(Replying to PARENT post)
There is no lack of academic economists who can (and do) prove how austerity programs and trickle-down are wrong; in fact, they're the only ones really leading the charge on this matter in the political world at the moment.
The problem is that policy leaders not trained in advanced economic studies (most of them lawyers by trade, as you would expect in the business of writing laws) are awash in "pop economics", cheap literature peddled by suspect gurus sponsored by interested parties. This creates a hegemonic but distorted view of the field that is then very hard to shake.
(Replying to PARENT post)
In the US it is all a shell game where the deceit of baseline budgeting allows Congress and the President to claim cuts when spending increases. The US could balance its budget in a manner of years if budgeting were honest and they actually reduce spending increases below inflation.
(Replying to PARENT post)
The problem is that politicians aren't interested in implementing the most ideal economic policies, they're interested in policies that give the effect they want - which is often at odds with the common good.
(Replying to PARENT post)
(Replying to PARENT post)
I was just reading the convention speech of the Democratic candidate for president in 1896, William Jennings Bryan. In his speech ( http://historymatters.gmu.edu/d/5354/ ) he says "There are two ideas of government. There are those who believe that if you just legislate to make the well-to-do prosperous, that their prosperity will leak through on those below. The Democratic idea has been that if you legislate to make the masses prosperous their prosperity will find its way up and through every class that rests upon it." So some Democrats had to counter this trickle down nonsense even back then.

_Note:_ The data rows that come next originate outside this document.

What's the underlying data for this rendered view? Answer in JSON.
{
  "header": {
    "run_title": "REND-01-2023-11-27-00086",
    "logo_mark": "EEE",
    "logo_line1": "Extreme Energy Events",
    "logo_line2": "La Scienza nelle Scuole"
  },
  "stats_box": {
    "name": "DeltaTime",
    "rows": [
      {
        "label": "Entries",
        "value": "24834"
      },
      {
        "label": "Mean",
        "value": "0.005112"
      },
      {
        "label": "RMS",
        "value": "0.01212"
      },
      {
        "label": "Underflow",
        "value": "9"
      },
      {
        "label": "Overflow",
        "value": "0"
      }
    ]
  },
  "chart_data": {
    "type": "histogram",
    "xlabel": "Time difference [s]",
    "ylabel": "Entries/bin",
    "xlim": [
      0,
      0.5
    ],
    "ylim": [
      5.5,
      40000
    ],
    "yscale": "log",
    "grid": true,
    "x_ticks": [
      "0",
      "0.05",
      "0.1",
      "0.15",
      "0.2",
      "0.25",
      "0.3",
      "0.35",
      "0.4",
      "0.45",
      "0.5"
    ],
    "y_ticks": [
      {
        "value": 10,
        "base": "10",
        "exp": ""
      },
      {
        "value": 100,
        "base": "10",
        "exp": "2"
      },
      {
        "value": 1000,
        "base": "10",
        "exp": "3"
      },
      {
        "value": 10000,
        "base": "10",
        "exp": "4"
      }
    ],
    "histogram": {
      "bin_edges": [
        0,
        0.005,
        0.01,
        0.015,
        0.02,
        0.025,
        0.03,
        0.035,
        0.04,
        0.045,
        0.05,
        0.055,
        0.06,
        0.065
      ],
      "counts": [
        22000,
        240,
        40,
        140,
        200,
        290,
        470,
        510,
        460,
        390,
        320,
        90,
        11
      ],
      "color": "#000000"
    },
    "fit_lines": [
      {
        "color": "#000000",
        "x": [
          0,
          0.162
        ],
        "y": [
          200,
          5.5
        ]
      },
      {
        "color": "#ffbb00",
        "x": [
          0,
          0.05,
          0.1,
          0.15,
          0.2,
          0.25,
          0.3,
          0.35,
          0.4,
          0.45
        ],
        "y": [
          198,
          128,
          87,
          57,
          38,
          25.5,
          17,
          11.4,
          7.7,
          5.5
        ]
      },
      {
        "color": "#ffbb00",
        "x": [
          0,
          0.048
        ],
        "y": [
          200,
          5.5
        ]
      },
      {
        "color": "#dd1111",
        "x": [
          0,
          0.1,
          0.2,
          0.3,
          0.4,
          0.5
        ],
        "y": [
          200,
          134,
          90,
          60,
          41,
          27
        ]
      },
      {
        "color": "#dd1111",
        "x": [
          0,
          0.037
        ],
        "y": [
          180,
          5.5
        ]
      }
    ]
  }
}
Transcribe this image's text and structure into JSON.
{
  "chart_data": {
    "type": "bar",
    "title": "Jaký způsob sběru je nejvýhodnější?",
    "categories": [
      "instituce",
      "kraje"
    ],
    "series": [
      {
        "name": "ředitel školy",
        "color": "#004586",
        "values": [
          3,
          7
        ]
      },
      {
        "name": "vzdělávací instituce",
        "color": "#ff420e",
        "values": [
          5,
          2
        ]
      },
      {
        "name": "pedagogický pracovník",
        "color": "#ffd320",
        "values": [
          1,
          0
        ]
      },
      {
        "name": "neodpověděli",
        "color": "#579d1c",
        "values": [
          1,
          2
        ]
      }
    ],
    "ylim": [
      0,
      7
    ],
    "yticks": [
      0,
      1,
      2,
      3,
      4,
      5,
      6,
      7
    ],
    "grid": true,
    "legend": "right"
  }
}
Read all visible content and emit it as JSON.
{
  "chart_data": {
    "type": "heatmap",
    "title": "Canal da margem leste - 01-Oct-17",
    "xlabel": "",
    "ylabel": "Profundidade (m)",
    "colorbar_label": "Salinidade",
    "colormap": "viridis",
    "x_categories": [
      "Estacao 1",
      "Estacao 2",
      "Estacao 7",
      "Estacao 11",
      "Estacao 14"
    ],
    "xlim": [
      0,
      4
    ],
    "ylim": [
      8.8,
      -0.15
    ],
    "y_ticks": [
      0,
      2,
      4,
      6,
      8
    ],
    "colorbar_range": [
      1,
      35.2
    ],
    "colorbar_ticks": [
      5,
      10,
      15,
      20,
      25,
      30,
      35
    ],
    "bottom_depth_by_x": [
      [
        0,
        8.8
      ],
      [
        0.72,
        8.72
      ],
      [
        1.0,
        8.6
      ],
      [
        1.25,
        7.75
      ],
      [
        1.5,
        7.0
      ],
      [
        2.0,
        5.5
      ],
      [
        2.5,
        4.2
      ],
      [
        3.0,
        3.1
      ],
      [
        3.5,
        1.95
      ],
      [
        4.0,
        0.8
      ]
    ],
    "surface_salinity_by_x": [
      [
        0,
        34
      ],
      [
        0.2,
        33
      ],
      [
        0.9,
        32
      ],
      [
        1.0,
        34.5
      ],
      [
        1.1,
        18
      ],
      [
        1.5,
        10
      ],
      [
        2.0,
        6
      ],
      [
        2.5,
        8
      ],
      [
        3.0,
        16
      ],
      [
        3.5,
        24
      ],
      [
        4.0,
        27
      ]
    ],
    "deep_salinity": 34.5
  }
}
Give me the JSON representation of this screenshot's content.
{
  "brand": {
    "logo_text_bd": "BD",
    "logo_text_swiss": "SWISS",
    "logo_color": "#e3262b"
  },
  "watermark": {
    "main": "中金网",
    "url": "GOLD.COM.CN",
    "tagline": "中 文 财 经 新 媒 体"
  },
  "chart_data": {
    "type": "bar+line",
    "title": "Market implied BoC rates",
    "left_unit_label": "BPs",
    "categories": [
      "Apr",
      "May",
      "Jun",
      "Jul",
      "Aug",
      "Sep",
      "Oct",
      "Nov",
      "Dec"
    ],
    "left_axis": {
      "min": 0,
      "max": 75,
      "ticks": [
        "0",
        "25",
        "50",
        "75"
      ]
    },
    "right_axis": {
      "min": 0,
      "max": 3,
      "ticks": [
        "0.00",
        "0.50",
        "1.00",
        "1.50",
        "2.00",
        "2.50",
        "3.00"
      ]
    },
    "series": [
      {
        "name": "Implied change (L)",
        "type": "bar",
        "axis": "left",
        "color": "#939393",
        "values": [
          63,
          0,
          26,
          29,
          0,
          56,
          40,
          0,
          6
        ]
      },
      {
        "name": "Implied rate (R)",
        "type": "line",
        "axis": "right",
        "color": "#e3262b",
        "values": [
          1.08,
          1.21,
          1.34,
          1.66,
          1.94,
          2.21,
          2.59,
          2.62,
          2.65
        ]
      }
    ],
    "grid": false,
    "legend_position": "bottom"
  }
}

As an aside, in the speech he says "we shall fight them to the uttermost, having behind us the producing masses of the nation and the world". Can you imagine a Democratic presidental nominee saying that today, even if by some miracle it was Bernie Sanders? It's impossible - the heirs, and rentiers, and LPs and VCs and "job creators" and other parasites on those of us who work and create wealth have gained too much control of the system. And for the past two weeks signs are around that it could be entering one of its periodic crackups.
(Replying to PARENT post)
Unless, of course, you're a politician, in which case it is related to vote count.
(Replying to PARENT post)
Economics is different; arguments that are very convenient to people who are wealthy under the status quo are very difficult to challenge, resulting in failed austerity programmes, "trickle down", and so on.